I can't even believe it. I can't believe that this is a “normal” weekend. I can't believe that I have to get up on Monday morning, leave my baby and go to work. It's so hard to wrap my head around it that I can barely even think about the logistics of actually getting out of the house. This week has been filled with tears. In fact, they are clouding my vision as I write this. They crop up when they are least welcome and at the most random times. I'm just so sad for the end of this time and for the changes to come.
I really don't think I would want to be a long-term stay-at-home mom but, like I keep saying to Phil, just a year would be nice. Annabelle is still so tiny. I have been her primary caregiver for 11 weeks and I'm just about all she knows. She still needs her mom. The thought of only getting a few hours a day with her is heart wrenching. I can barely stand the thought that her entire world is about to change and she has no idea. There will not ever be another time where I will be able to spend that much focused time and undivided attention on my precious girl. These 11 weeks with her were so precious and oh so fleeting. I feel like they just slipped through my fingers even though I know that I enjoyed them to their fullest.

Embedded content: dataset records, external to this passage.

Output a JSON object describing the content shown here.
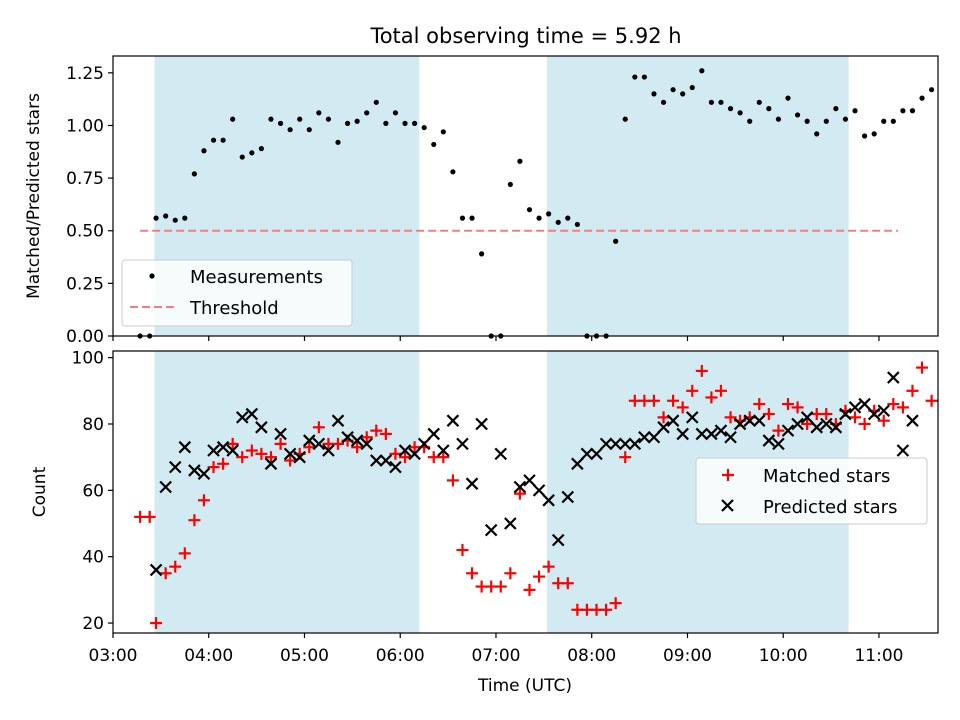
{
  "chart_data": [
    {
      "type": "scatter",
      "title": "Total observing time = 5.92 h",
      "xlabel": "",
      "ylabel": "Matched/Predicted stars",
      "xlim": [
        "03:00",
        "11:37"
      ],
      "ylim": [
        0,
        1.33
      ],
      "yticks": [
        "0.00",
        "0.25",
        "0.50",
        "0.75",
        "1.00",
        "1.25"
      ],
      "grid": false,
      "legend_position": "lower-left",
      "shaded_intervals": [
        [
          "03:26",
          "06:12"
        ],
        [
          "07:32",
          "10:41"
        ]
      ],
      "threshold": {
        "name": "Threshold",
        "value": 0.5,
        "x_range": [
          "03:17",
          "11:12"
        ],
        "color": "#f08080"
      },
      "series": [
        {
          "name": "Measurements",
          "marker": "dot",
          "color": "#000000",
          "points": [
            [
              "03:17",
              0.0
            ],
            [
              "03:23",
              0.0
            ],
            [
              "03:27",
              0.56
            ],
            [
              "03:33",
              0.57
            ],
            [
              "03:39",
              0.55
            ],
            [
              "03:45",
              0.56
            ],
            [
              "03:51",
              0.77
            ],
            [
              "03:57",
              0.88
            ],
            [
              "04:03",
              0.93
            ],
            [
              "04:09",
              0.93
            ],
            [
              "04:15",
              1.03
            ],
            [
              "04:21",
              0.85
            ],
            [
              "04:27",
              0.87
            ],
            [
              "04:33",
              0.89
            ],
            [
              "04:39",
              1.03
            ],
            [
              "04:45",
              1.01
            ],
            [
              "04:51",
              0.98
            ],
            [
              "04:57",
              1.03
            ],
            [
              "05:03",
              0.98
            ],
            [
              "05:09",
              1.06
            ],
            [
              "05:15",
              1.03
            ],
            [
              "05:21",
              0.92
            ],
            [
              "05:27",
              1.01
            ],
            [
              "05:33",
              1.02
            ],
            [
              "05:39",
              1.06
            ],
            [
              "05:45",
              1.11
            ],
            [
              "05:51",
              1.01
            ],
            [
              "05:57",
              1.06
            ],
            [
              "06:03",
              1.01
            ],
            [
              "06:09",
              1.01
            ],
            [
              "06:15",
              0.99
            ],
            [
              "06:21",
              0.91
            ],
            [
              "06:27",
              0.97
            ],
            [
              "06:33",
              0.78
            ],
            [
              "06:39",
              0.56
            ],
            [
              "06:45",
              0.56
            ],
            [
              "06:51",
              0.39
            ],
            [
              "06:57",
              0.0
            ],
            [
              "07:03",
              0.0
            ],
            [
              "07:09",
              0.72
            ],
            [
              "07:15",
              0.83
            ],
            [
              "07:21",
              0.6
            ],
            [
              "07:27",
              0.56
            ],
            [
              "07:33",
              0.58
            ],
            [
              "07:39",
              0.54
            ],
            [
              "07:45",
              0.56
            ],
            [
              "07:51",
              0.53
            ],
            [
              "07:57",
              0.0
            ],
            [
              "08:03",
              0.0
            ],
            [
              "08:09",
              0.0
            ],
            [
              "08:15",
              0.45
            ],
            [
              "08:21",
              1.03
            ],
            [
              "08:27",
              1.23
            ],
            [
              "08:33",
              1.23
            ],
            [
              "08:39",
              1.15
            ],
            [
              "08:45",
              1.11
            ],
            [
              "08:51",
              1.17
            ],
            [
              "08:57",
              1.15
            ],
            [
              "09:03",
              1.18
            ],
            [
              "09:09",
              1.26
            ],
            [
              "09:15",
              1.11
            ],
            [
              "09:21",
              1.11
            ],
            [
              "09:27",
              1.08
            ],
            [
              "09:33",
              1.06
            ],
            [
              "09:39",
              1.02
            ],
            [
              "09:45",
              1.11
            ],
            [
              "09:51",
              1.08
            ],
            [
              "09:57",
              1.03
            ],
            [
              "10:03",
              1.13
            ],
            [
              "10:09",
              1.05
            ],
            [
              "10:15",
              1.02
            ],
            [
              "10:21",
              0.96
            ],
            [
              "10:27",
              1.02
            ],
            [
              "10:33",
              1.08
            ],
            [
              "10:39",
              1.03
            ],
            [
              "10:45",
              1.07
            ],
            [
              "10:51",
              0.95
            ],
            [
              "10:57",
              0.96
            ],
            [
              "11:03",
              1.02
            ],
            [
              "11:09",
              1.02
            ],
            [
              "11:15",
              1.07
            ],
            [
              "11:21",
              1.07
            ],
            [
              "11:27",
              1.13
            ],
            [
              "11:33",
              1.17
            ]
          ]
        }
      ]
    },
    {
      "type": "scatter",
      "title": "",
      "xlabel": "Time (UTC)",
      "ylabel": "Count",
      "xlim": [
        "03:00",
        "11:37"
      ],
      "ylim": [
        17,
        102
      ],
      "xticks": [
        "03:00",
        "04:00",
        "05:00",
        "06:00",
        "07:00",
        "08:00",
        "09:00",
        "10:00",
        "11:00"
      ],
      "yticks": [
        "20",
        "40",
        "60",
        "80",
        "100"
      ],
      "grid": false,
      "legend_position": "right",
      "shaded_intervals": [
        [
          "03:26",
          "06:12"
        ],
        [
          "07:32",
          "10:41"
        ]
      ],
      "series": [
        {
          "name": "Matched stars",
          "marker": "plus",
          "color": "#ff0000",
          "points": [
            [
              "03:17",
              52
            ],
            [
              "03:23",
              52
            ],
            [
              "03:27",
              20
            ],
            [
              "03:33",
              35
            ],
            [
              "03:39",
              37
            ],
            [
              "03:45",
              41
            ],
            [
              "03:51",
              51
            ],
            [
              "03:57",
              57
            ],
            [
              "04:03",
              67
            ],
            [
              "04:09",
              68
            ],
            [
              "04:15",
              74
            ],
            [
              "04:21",
              70
            ],
            [
              "04:27",
              72
            ],
            [
              "04:33",
              71
            ],
            [
              "04:39",
              70
            ],
            [
              "04:45",
              74
            ],
            [
              "04:51",
              69
            ],
            [
              "04:57",
              71
            ],
            [
              "05:03",
              73
            ],
            [
              "05:09",
              79
            ],
            [
              "05:15",
              74
            ],
            [
              "05:21",
              74
            ],
            [
              "05:27",
              75
            ],
            [
              "05:33",
              73
            ],
            [
              "05:39",
              76
            ],
            [
              "05:45",
              78
            ],
            [
              "05:51",
              77
            ],
            [
              "05:57",
              71
            ],
            [
              "06:03",
              70
            ],
            [
              "06:09",
              73
            ],
            [
              "06:15",
              73
            ],
            [
              "06:21",
              70
            ],
            [
              "06:27",
              70
            ],
            [
              "06:33",
              63
            ],
            [
              "06:39",
              42
            ],
            [
              "06:45",
              35
            ],
            [
              "06:51",
              31
            ],
            [
              "06:57",
              31
            ],
            [
              "07:03",
              31
            ],
            [
              "07:09",
              35
            ],
            [
              "07:15",
              59
            ],
            [
              "07:21",
              30
            ],
            [
              "07:27",
              34
            ],
            [
              "07:33",
              37
            ],
            [
              "07:39",
              32
            ],
            [
              "07:45",
              32
            ],
            [
              "07:51",
              24
            ],
            [
              "07:57",
              24
            ],
            [
              "08:03",
              24
            ],
            [
              "08:09",
              24
            ],
            [
              "08:15",
              26
            ],
            [
              "08:21",
              70
            ],
            [
              "08:27",
              87
            ],
            [
              "08:33",
              87
            ],
            [
              "08:39",
              87
            ],
            [
              "08:45",
              82
            ],
            [
              "08:51",
              87
            ],
            [
              "08:57",
              85
            ],
            [
              "09:03",
              90
            ],
            [
              "09:09",
              96
            ],
            [
              "09:15",
              88
            ],
            [
              "09:21",
              90
            ],
            [
              "09:27",
              82
            ],
            [
              "09:33",
              81
            ],
            [
              "09:39",
              82
            ],
            [
              "09:45",
              86
            ],
            [
              "09:51",
              83
            ],
            [
              "09:57",
              78
            ],
            [
              "10:03",
              86
            ],
            [
              "10:09",
              85
            ],
            [
              "10:15",
              80
            ],
            [
              "10:21",
              83
            ],
            [
              "10:27",
              83
            ],
            [
              "10:33",
              80
            ],
            [
              "10:39",
              84
            ],
            [
              "10:45",
              82
            ],
            [
              "10:51",
              80
            ],
            [
              "10:57",
              84
            ],
            [
              "11:03",
              81
            ],
            [
              "11:09",
              86
            ],
            [
              "11:15",
              85
            ],
            [
              "11:21",
              90
            ],
            [
              "11:27",
              97
            ],
            [
              "11:33",
              87
            ]
          ]
        },
        {
          "name": "Predicted stars",
          "marker": "cross",
          "color": "#000000",
          "points": [
            [
              "03:27",
              36
            ],
            [
              "03:33",
              61
            ],
            [
              "03:39",
              67
            ],
            [
              "03:45",
              73
            ],
            [
              "03:51",
              66
            ],
            [
              "03:57",
              65
            ],
            [
              "04:03",
              72
            ],
            [
              "04:09",
              73
            ],
            [
              "04:15",
              72
            ],
            [
              "04:21",
              82
            ],
            [
              "04:27",
              83
            ],
            [
              "04:33",
              79
            ],
            [
              "04:39",
              68
            ],
            [
              "04:45",
              77
            ],
            [
              "04:51",
              71
            ],
            [
              "04:57",
              70
            ],
            [
              "05:03",
              75
            ],
            [
              "05:09",
              74
            ],
            [
              "05:15",
              72
            ],
            [
              "05:21",
              81
            ],
            [
              "05:27",
              76
            ],
            [
              "05:33",
              75
            ],
            [
              "05:39",
              74
            ],
            [
              "05:45",
              69
            ],
            [
              "05:51",
              69
            ],
            [
              "05:57",
              67
            ],
            [
              "06:03",
              72
            ],
            [
              "06:09",
              71
            ],
            [
              "06:15",
              74
            ],
            [
              "06:21",
              77
            ],
            [
              "06:27",
              72
            ],
            [
              "06:33",
              81
            ],
            [
              "06:39",
              74
            ],
            [
              "06:45",
              62
            ],
            [
              "06:51",
              80
            ],
            [
              "06:57",
              48
            ],
            [
              "07:03",
              71
            ],
            [
              "07:09",
              50
            ],
            [
              "07:15",
              61
            ],
            [
              "07:21",
              63
            ],
            [
              "07:27",
              60
            ],
            [
              "07:33",
              57
            ],
            [
              "07:39",
              45
            ],
            [
              "07:45",
              58
            ],
            [
              "07:51",
              68
            ],
            [
              "07:57",
              71
            ],
            [
              "08:03",
              71
            ],
            [
              "08:09",
              74
            ],
            [
              "08:15",
              74
            ],
            [
              "08:21",
              74
            ],
            [
              "08:27",
              74
            ],
            [
              "08:33",
              76
            ],
            [
              "08:39",
              76
            ],
            [
              "08:45",
              79
            ],
            [
              "08:51",
              81
            ],
            [
              "08:57",
              77
            ],
            [
              "09:03",
              82
            ],
            [
              "09:09",
              77
            ],
            [
              "09:15",
              77
            ],
            [
              "09:21",
              78
            ],
            [
              "09:27",
              76
            ],
            [
              "09:33",
              80
            ],
            [
              "09:39",
              81
            ],
            [
              "09:45",
              81
            ],
            [
              "09:51",
              75
            ],
            [
              "09:57",
              74
            ],
            [
              "10:03",
              78
            ],
            [
              "10:09",
              80
            ],
            [
              "10:15",
              82
            ],
            [
              "10:21",
              79
            ],
            [
              "10:27",
              80
            ],
            [
              "10:33",
              79
            ],
            [
              "10:39",
              83
            ],
            [
              "10:45",
              85
            ],
            [
              "10:51",
              86
            ],
            [
              "10:57",
              83
            ],
            [
              "11:03",
              84
            ],
            [
              "11:09",
              94
            ],
            [
              "11:15",
              72
            ],
            [
              "11:21",
              81
            ]
          ]
        }
      ]
    }
  ]
}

Before my maternity leave began, I was busy thinking of all of the things I could do during my time away from work. I pictured myself organizing closets and doing projects and visiting with friends. When I was cleaning up my computer desktop a few weeks ago, I even came across a “maternity leave to-do list” that included things such as, make a mirror for the hallway, create shelving for the master bathroom, frame and hang large photos and so on. All I could do was laugh and hit 'delete'. Looking back, I can say that I don't regret for one second how I spent my time. There was a lot of snuggling, cuddling, rocking, singing and generally hanging out. There was not a lot of cleaning, cooking, primping, working, etc.

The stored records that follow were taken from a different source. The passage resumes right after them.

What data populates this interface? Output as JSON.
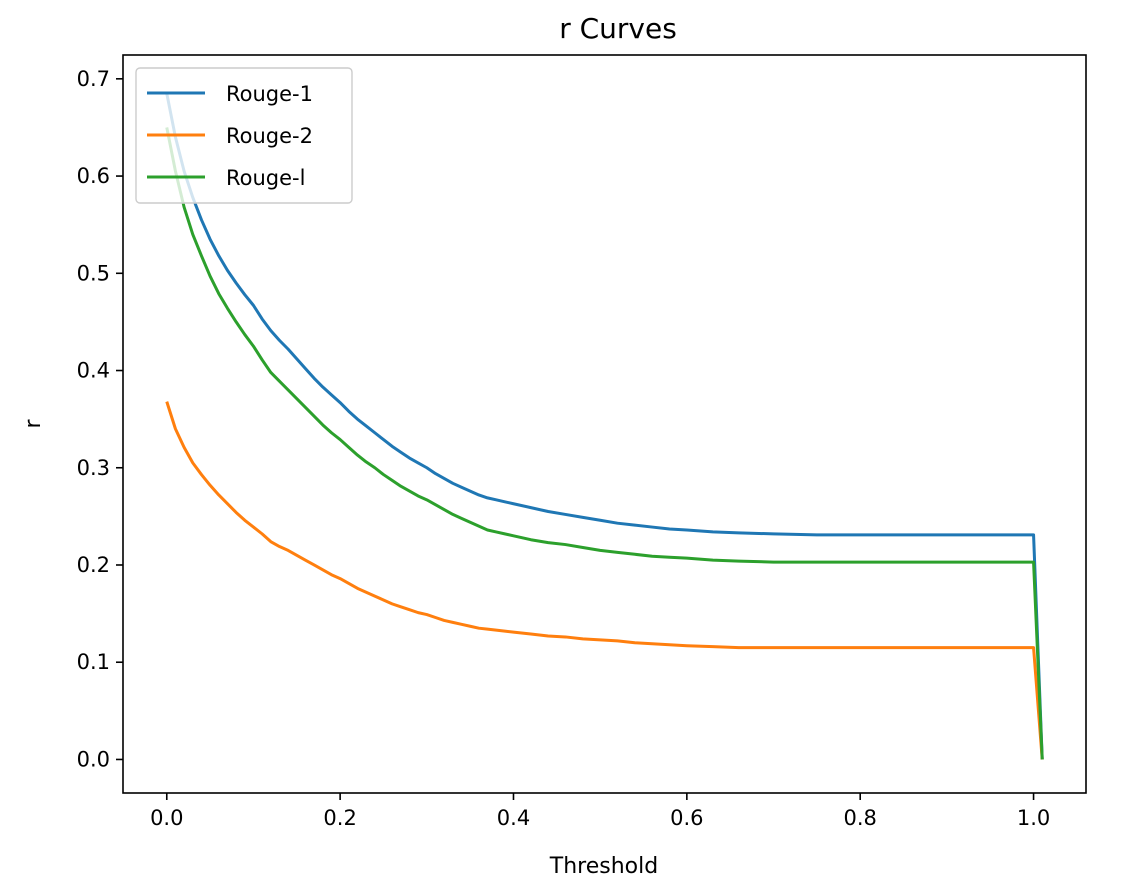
{
  "chart_data": {
    "type": "line",
    "title": "r Curves",
    "xlabel": "Threshold",
    "ylabel": "r",
    "xlim": [
      -0.0505,
      1.0605
    ],
    "ylim": [
      -0.0345,
      0.7245
    ],
    "xticks": [
      0.0,
      0.2,
      0.4,
      0.6,
      0.8,
      1.0
    ],
    "xtick_labels": [
      "0.0",
      "0.2",
      "0.4",
      "0.6",
      "0.8",
      "1.0"
    ],
    "yticks": [
      0.0,
      0.1,
      0.2,
      0.3,
      0.4,
      0.5,
      0.6,
      0.7
    ],
    "ytick_labels": [
      "0.0",
      "0.1",
      "0.2",
      "0.3",
      "0.4",
      "0.5",
      "0.6",
      "0.7"
    ],
    "grid": false,
    "legend_position": "top-left",
    "series": [
      {
        "name": "Rouge-1",
        "color": "#1f77b4",
        "x": [
          0.0,
          0.01,
          0.02,
          0.03,
          0.04,
          0.05,
          0.06,
          0.07,
          0.08,
          0.09,
          0.1,
          0.11,
          0.12,
          0.13,
          0.14,
          0.15,
          0.16,
          0.17,
          0.18,
          0.19,
          0.2,
          0.21,
          0.22,
          0.23,
          0.24,
          0.25,
          0.26,
          0.27,
          0.28,
          0.29,
          0.3,
          0.31,
          0.32,
          0.33,
          0.34,
          0.35,
          0.36,
          0.37,
          0.38,
          0.39,
          0.4,
          0.42,
          0.44,
          0.46,
          0.48,
          0.5,
          0.52,
          0.54,
          0.56,
          0.58,
          0.6,
          0.63,
          0.66,
          0.7,
          0.75,
          0.8,
          0.85,
          0.9,
          0.95,
          1.0,
          1.01
        ],
        "y": [
          0.685,
          0.64,
          0.605,
          0.578,
          0.555,
          0.535,
          0.518,
          0.503,
          0.49,
          0.478,
          0.467,
          0.453,
          0.441,
          0.431,
          0.422,
          0.412,
          0.402,
          0.392,
          0.383,
          0.375,
          0.367,
          0.358,
          0.35,
          0.343,
          0.336,
          0.329,
          0.322,
          0.316,
          0.31,
          0.305,
          0.3,
          0.294,
          0.289,
          0.284,
          0.28,
          0.276,
          0.272,
          0.269,
          0.267,
          0.265,
          0.263,
          0.259,
          0.255,
          0.252,
          0.249,
          0.246,
          0.243,
          0.241,
          0.239,
          0.237,
          0.236,
          0.234,
          0.233,
          0.232,
          0.231,
          0.231,
          0.231,
          0.231,
          0.231,
          0.231,
          0.0
        ]
      },
      {
        "name": "Rouge-2",
        "color": "#ff7f0e",
        "x": [
          0.0,
          0.01,
          0.02,
          0.03,
          0.04,
          0.05,
          0.06,
          0.07,
          0.08,
          0.09,
          0.1,
          0.11,
          0.12,
          0.13,
          0.14,
          0.15,
          0.16,
          0.17,
          0.18,
          0.19,
          0.2,
          0.21,
          0.22,
          0.23,
          0.24,
          0.25,
          0.26,
          0.27,
          0.28,
          0.29,
          0.3,
          0.31,
          0.32,
          0.33,
          0.34,
          0.35,
          0.36,
          0.37,
          0.38,
          0.39,
          0.4,
          0.42,
          0.44,
          0.46,
          0.48,
          0.5,
          0.52,
          0.54,
          0.56,
          0.58,
          0.6,
          0.63,
          0.66,
          0.7,
          0.75,
          0.8,
          0.85,
          0.9,
          0.95,
          1.0,
          1.01
        ],
        "y": [
          0.368,
          0.34,
          0.321,
          0.305,
          0.293,
          0.282,
          0.272,
          0.263,
          0.254,
          0.246,
          0.239,
          0.232,
          0.224,
          0.219,
          0.215,
          0.21,
          0.205,
          0.2,
          0.195,
          0.19,
          0.186,
          0.181,
          0.176,
          0.172,
          0.168,
          0.164,
          0.16,
          0.157,
          0.154,
          0.151,
          0.149,
          0.146,
          0.143,
          0.141,
          0.139,
          0.137,
          0.135,
          0.134,
          0.133,
          0.132,
          0.131,
          0.129,
          0.127,
          0.126,
          0.124,
          0.123,
          0.122,
          0.12,
          0.119,
          0.118,
          0.117,
          0.116,
          0.115,
          0.115,
          0.115,
          0.115,
          0.115,
          0.115,
          0.115,
          0.115,
          0.0
        ]
      },
      {
        "name": "Rouge-l",
        "color": "#2ca02c",
        "x": [
          0.0,
          0.01,
          0.02,
          0.03,
          0.04,
          0.05,
          0.06,
          0.07,
          0.08,
          0.09,
          0.1,
          0.11,
          0.12,
          0.13,
          0.14,
          0.15,
          0.16,
          0.17,
          0.18,
          0.19,
          0.2,
          0.21,
          0.22,
          0.23,
          0.24,
          0.25,
          0.26,
          0.27,
          0.28,
          0.29,
          0.3,
          0.31,
          0.32,
          0.33,
          0.34,
          0.35,
          0.36,
          0.37,
          0.38,
          0.39,
          0.4,
          0.42,
          0.44,
          0.46,
          0.48,
          0.5,
          0.52,
          0.54,
          0.56,
          0.58,
          0.6,
          0.63,
          0.66,
          0.7,
          0.75,
          0.8,
          0.85,
          0.9,
          0.95,
          1.0,
          1.01
        ],
        "y": [
          0.65,
          0.605,
          0.568,
          0.54,
          0.518,
          0.497,
          0.479,
          0.464,
          0.45,
          0.437,
          0.425,
          0.411,
          0.398,
          0.389,
          0.38,
          0.371,
          0.362,
          0.353,
          0.344,
          0.336,
          0.329,
          0.321,
          0.313,
          0.306,
          0.3,
          0.293,
          0.287,
          0.281,
          0.276,
          0.271,
          0.267,
          0.262,
          0.257,
          0.252,
          0.248,
          0.244,
          0.24,
          0.236,
          0.234,
          0.232,
          0.23,
          0.226,
          0.223,
          0.221,
          0.218,
          0.215,
          0.213,
          0.211,
          0.209,
          0.208,
          0.207,
          0.205,
          0.204,
          0.203,
          0.203,
          0.203,
          0.203,
          0.203,
          0.203,
          0.203,
          0.0
        ]
      }
    ]
  }
}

If I could give a few pieces of advice to any woman who is preparing to have a child anytime soon or even further in the future, here is what I would say:
Snuggle. Take as much time as you possibly can to snuggle with your new baby. They are little for such a short time and there is nothing like newborn snuggles. Nap together, rock together, sing together, and just be together.

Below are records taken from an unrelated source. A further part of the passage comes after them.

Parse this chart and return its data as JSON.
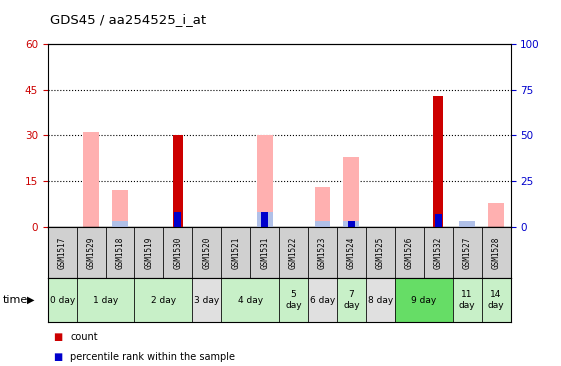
{
  "title": "GDS45 / aa254525_i_at",
  "samples": [
    "GSM1517",
    "GSM1529",
    "GSM1518",
    "GSM1519",
    "GSM1530",
    "GSM1520",
    "GSM1521",
    "GSM1531",
    "GSM1522",
    "GSM1523",
    "GSM1524",
    "GSM1525",
    "GSM1526",
    "GSM1532",
    "GSM1527",
    "GSM1528"
  ],
  "count_values": [
    0,
    0,
    0,
    0,
    30,
    0,
    0,
    0,
    0,
    0,
    0,
    0,
    0,
    43,
    0,
    0
  ],
  "rank_values": [
    0,
    0,
    0,
    0,
    8,
    0,
    0,
    8,
    0,
    0,
    3,
    0,
    0,
    7,
    0,
    0
  ],
  "absent_value": [
    0,
    31,
    12,
    0,
    0,
    0,
    0,
    30,
    0,
    13,
    23,
    0,
    0,
    0,
    0,
    8
  ],
  "absent_rank": [
    0,
    0,
    3,
    0,
    0,
    0,
    0,
    8,
    0,
    3,
    3,
    0,
    0,
    0,
    3,
    0
  ],
  "time_groups": [
    {
      "label": "0 day",
      "start": 0,
      "end": 1,
      "color": "#c8f0c8"
    },
    {
      "label": "1 day",
      "start": 1,
      "end": 3,
      "color": "#c8f0c8"
    },
    {
      "label": "2 day",
      "start": 3,
      "end": 5,
      "color": "#c8f0c8"
    },
    {
      "label": "3 day",
      "start": 5,
      "end": 6,
      "color": "#e0e0e0"
    },
    {
      "label": "4 day",
      "start": 6,
      "end": 8,
      "color": "#c8f0c8"
    },
    {
      "label": "5\nday",
      "start": 8,
      "end": 9,
      "color": "#c8f0c8"
    },
    {
      "label": "6 day",
      "start": 9,
      "end": 10,
      "color": "#e0e0e0"
    },
    {
      "label": "7\nday",
      "start": 10,
      "end": 11,
      "color": "#c8f0c8"
    },
    {
      "label": "8 day",
      "start": 11,
      "end": 12,
      "color": "#e0e0e0"
    },
    {
      "label": "9 day",
      "start": 12,
      "end": 14,
      "color": "#66dd66"
    },
    {
      "label": "11\nday",
      "start": 14,
      "end": 15,
      "color": "#c8f0c8"
    },
    {
      "label": "14\nday",
      "start": 15,
      "end": 16,
      "color": "#c8f0c8"
    }
  ],
  "ylim_left": [
    0,
    60
  ],
  "ylim_right": [
    0,
    100
  ],
  "yticks_left": [
    0,
    15,
    30,
    45,
    60
  ],
  "yticks_right": [
    0,
    25,
    50,
    75,
    100
  ],
  "color_count": "#cc0000",
  "color_rank": "#0000cc",
  "color_absent_value": "#ffb0b0",
  "color_absent_rank": "#b0c0e8",
  "sample_bg": "#d0d0d0",
  "plot_bg": "#ffffff"
}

Chores can wait. They will still be there in a few months. If you're going to break your snuggle and actually put Jr. down, do it so that you can shower or take a nap or take a few minutes for yourself. Don't do it so that you can vacuum, fold laundry, do dishes, or clean the bathroom. Get your significant other to chip in and help with those things so you can soak up that sweet sweet baby smell.
Set goals. But don't shoot for the stars. Keep your sights reasonable but make sure you have something that you are striving to accomplish each day. For me it was to take a shower and make one trip out of the house. This did a couple of things. The first was that I maintained some level of feeling like a human being when I otherwise was not. It's amazing what a good shower can do. The second was that it gave me confidence in doing things out of the house with baby in tow.
Reach out. I connected with several of my old friends who are moms, both new and seasoned, and I leaned on them for support when things were just plain hard. They were awesome and it made all the difference.
Research, but not too much. Go ahead and read books, skim through Baby Center groups, Google, and so on. I did and I still do. However, you are mom and you know best. Follow your little one's lead and your instincts and everything will be fine. If you get too hung up on how it's supposed to be, you'll miss how it is.
Breathe. There are times when things are going to be so hard that everything feels impossible. You will look at your husband and likely say something along the lines of, “what have we done?” This does not make you a bad mom. This makes you human. As ready as you were for your tiny human to make his or her debut, you weren't ready at all. No one and nothing can prepare you for how much your life will change when you bring that little baby burrito home. But just when you start to wonder if it ever gets easier, it does.